Now, it is impossible to neglect to account for the fact that calculateSalesTax can fail in some situations. The following code snippet:

let processInvoice invoice =
    let salesTax = calculateSalesTax invoice
    let productsTotal = 100 // todo: leverage F#'s unit of measure feature
    let invoiceTotal = productsTotal + **salesTax** // problem occurs here
    invoiceTotal

… results in the compilation error The type ‘Result< int,string >’ does not match the type ‘int’

To get the code to compile, both Success and Failure cases must be accounted for, such as follows:

let processInvoice invoice =
    let salesTax = calculateSalesTax invoice
    let productsTotal = 100 // todo: leverage F#'s unit of measure feature
    match salesTax with
    | Success x -> Success (productsTotal + x)
    | Failure x -> Failure x

… which will require the next caller in the call stack to account for the potential failure of the operation, and so on.

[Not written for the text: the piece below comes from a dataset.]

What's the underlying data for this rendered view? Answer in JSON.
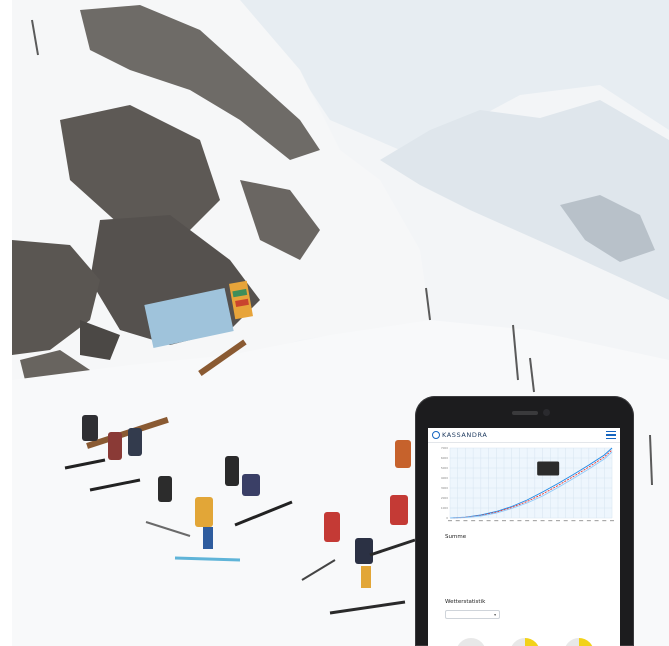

There are much more elegant solutions to reap these exact same benefits without having a match … with | Success | Failure explosion in your code, but I’ll save that for a future blog post, or perhaps just refer once again to the excellent article here.

Hopefully I’ve given at least a good enough overview to illustrate to an experienced C# developer how some of these F# techniques can be used to create less error prone code. Huge classes of errors that plague C# code can be eliminated at compile time in F#.